Gold, on the other hand, has been used as currency for thousands of years and still holds value.
"Roman records show that a soldier in Caesar's time could buy a tunic, robe and sandals for an ounce of gold," says financial advisor and CFO of Boston Trading Company, Jeremy Britton.
"Thousands of years later, in 1900, a man could buy a suit and a pair of shoes for an ounce of gold, or $10. In the 21st century, $10 will barely buy socks or a tie, but an ounce of gold can still buy a full outfit."
It doesn't pay dividends
Of course, despite its benefits, there are some drawbacks: namely, gold doesn't pay dividends. However, it can deliver impressive capital gains.
In 2020, the average closing price of gold was US$1,773.73. Compare that to 20 years previously, when the average closing price was US$279.29, and it's clear there aren't too many stocks that will have performed as well.
You (sometimes) have to store it
Another common complaint about investing in gold is that, since it's a physical asset, storage, insurance and security costs also have to be taken into account. But there are other ways to tap into the value of gold which don't require these additional costs.
For example, you can invest in exchange traded funds (ETFs) which I mentioned earlier, or you can trade gold on the financial markets via contracts for difference (CFDs).
When you trade gold on CFDs, you don't actually own any physical gold. Instead, you're trading contracts that are tied to the price of gold.

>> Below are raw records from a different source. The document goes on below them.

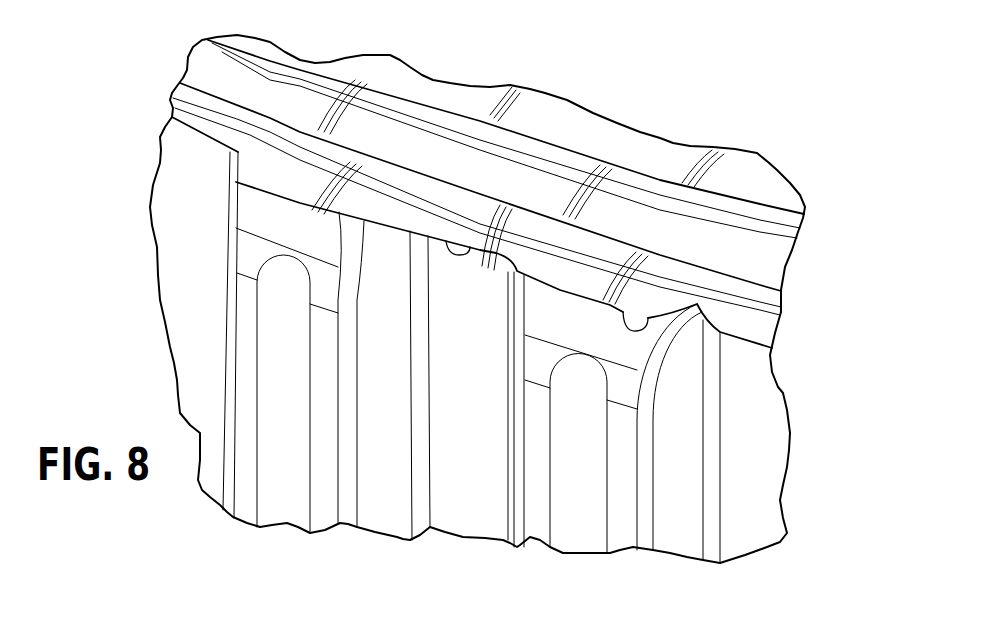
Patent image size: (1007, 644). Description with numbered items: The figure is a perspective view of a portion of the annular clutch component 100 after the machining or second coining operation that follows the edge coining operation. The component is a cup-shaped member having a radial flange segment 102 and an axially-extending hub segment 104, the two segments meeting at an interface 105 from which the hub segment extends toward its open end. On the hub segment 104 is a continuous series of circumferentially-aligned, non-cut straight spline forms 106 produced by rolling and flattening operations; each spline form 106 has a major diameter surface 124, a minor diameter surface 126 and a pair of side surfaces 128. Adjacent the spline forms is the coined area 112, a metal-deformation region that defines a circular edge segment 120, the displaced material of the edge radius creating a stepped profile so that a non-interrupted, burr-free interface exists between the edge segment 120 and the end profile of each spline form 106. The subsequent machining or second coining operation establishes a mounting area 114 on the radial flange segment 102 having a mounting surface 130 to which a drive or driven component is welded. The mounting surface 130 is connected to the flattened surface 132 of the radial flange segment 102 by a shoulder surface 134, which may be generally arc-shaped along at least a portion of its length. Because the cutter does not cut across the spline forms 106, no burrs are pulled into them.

The annular clutch component 100 is at (800, 112).
The radial flange segment 102 is at (596, 124).
The axially-extending hub segment 104 is at (614, 513).
The interface 105 is at (229, 116).
The spline forms 106 is at (237, 510).
The coined area 112 is at (616, 260).
The mounting area 114 is at (460, 165).
The circular edge segment 120 is at (300, 187).
The major diameter surface 124 is at (650, 310).
The minor diameter surface 126 is at (452, 240).
The side surfaces 128 is at (520, 315).
The mounting surface 130 is at (373, 138).
The flattened surface 132 is at (534, 108).
The shoulder surface 134 is at (337, 82).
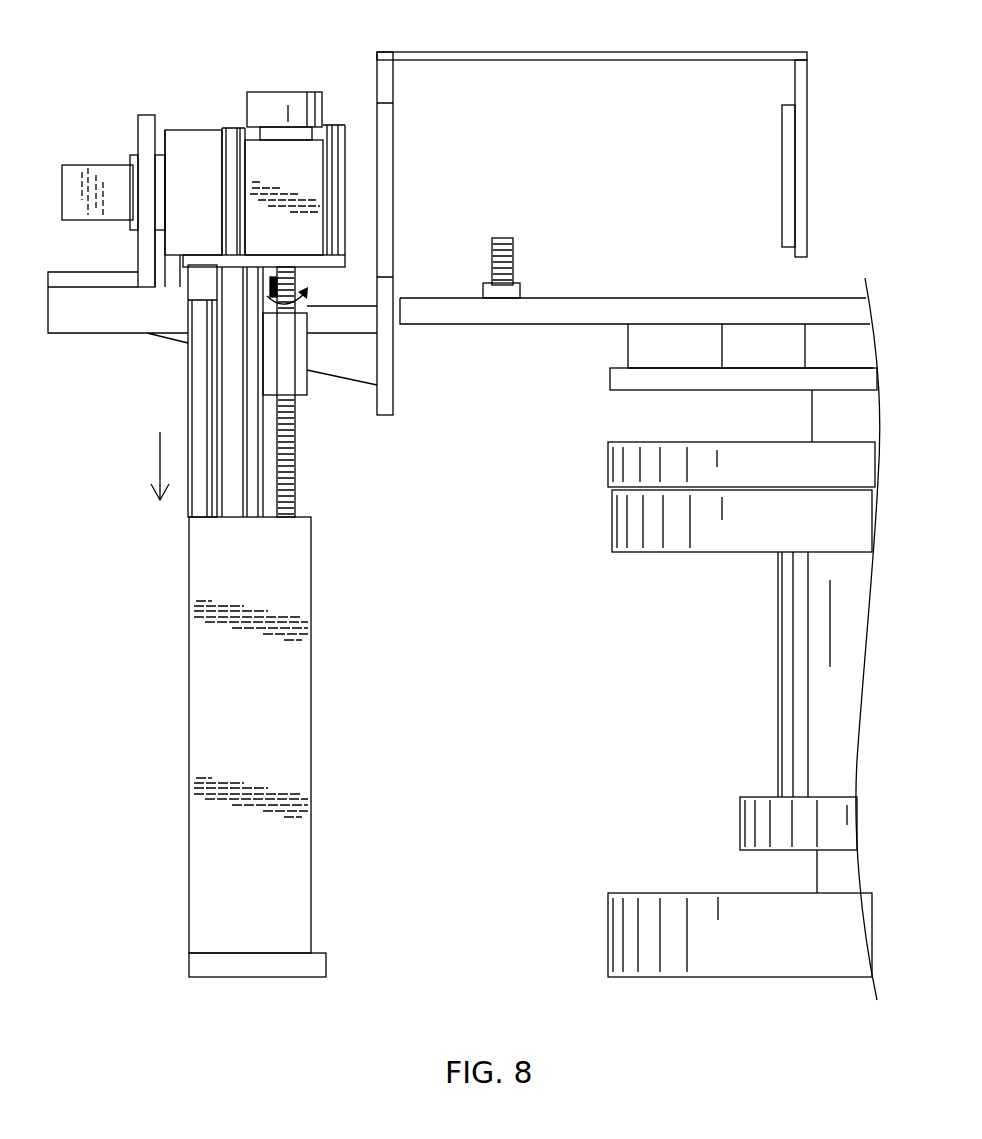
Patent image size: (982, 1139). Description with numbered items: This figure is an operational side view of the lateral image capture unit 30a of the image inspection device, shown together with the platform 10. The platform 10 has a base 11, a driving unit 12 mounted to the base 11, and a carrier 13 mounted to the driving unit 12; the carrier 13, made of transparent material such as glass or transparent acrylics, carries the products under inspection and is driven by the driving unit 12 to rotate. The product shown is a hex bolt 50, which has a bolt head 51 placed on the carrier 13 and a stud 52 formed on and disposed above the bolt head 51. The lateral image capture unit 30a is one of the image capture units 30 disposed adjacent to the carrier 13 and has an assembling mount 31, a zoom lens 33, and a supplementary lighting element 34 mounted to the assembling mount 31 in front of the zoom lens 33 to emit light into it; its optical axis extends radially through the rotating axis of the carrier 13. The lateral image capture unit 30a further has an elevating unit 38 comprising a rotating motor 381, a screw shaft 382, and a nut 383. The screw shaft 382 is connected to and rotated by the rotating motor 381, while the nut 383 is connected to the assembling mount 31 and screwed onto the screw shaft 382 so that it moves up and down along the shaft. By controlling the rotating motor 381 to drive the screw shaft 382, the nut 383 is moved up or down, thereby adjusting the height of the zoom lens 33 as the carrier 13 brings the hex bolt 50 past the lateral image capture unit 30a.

The platform 10 is at (674, 746).
The base 11 is at (708, 917).
The driving unit 12 is at (817, 675).
The carrier 13 is at (573, 312).
The image capture unit 30 is at (134, 108).
The lateral image capture unit 30a is at (149, 363).
The assembling mount 31 is at (130, 298).
The zoom lens 33 is at (325, 133).
The supplementary lighting element 34 is at (790, 137).
The elevating unit 38 is at (267, 90).
The rotating motor 381 is at (266, 167).
The screw shaft 382 is at (290, 467).
The nut 383 is at (292, 370).
The hex bolt 50 is at (553, 239).
The bolt head 51 is at (520, 288).
The stud 52 is at (502, 238).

CFDs also let traders take larger positions than they would otherwise be able to afford, which in turn allows them to profit more heavily from smaller lifts in market prices. For example, broker platform City Index lets members trade with margins of 5% on gold, which means you only need to deposit 5% of the amount you want to stake.
Of course, that goes hand in hand with extra risk. CFDs are notoriously risky products and should only be used by experienced traders.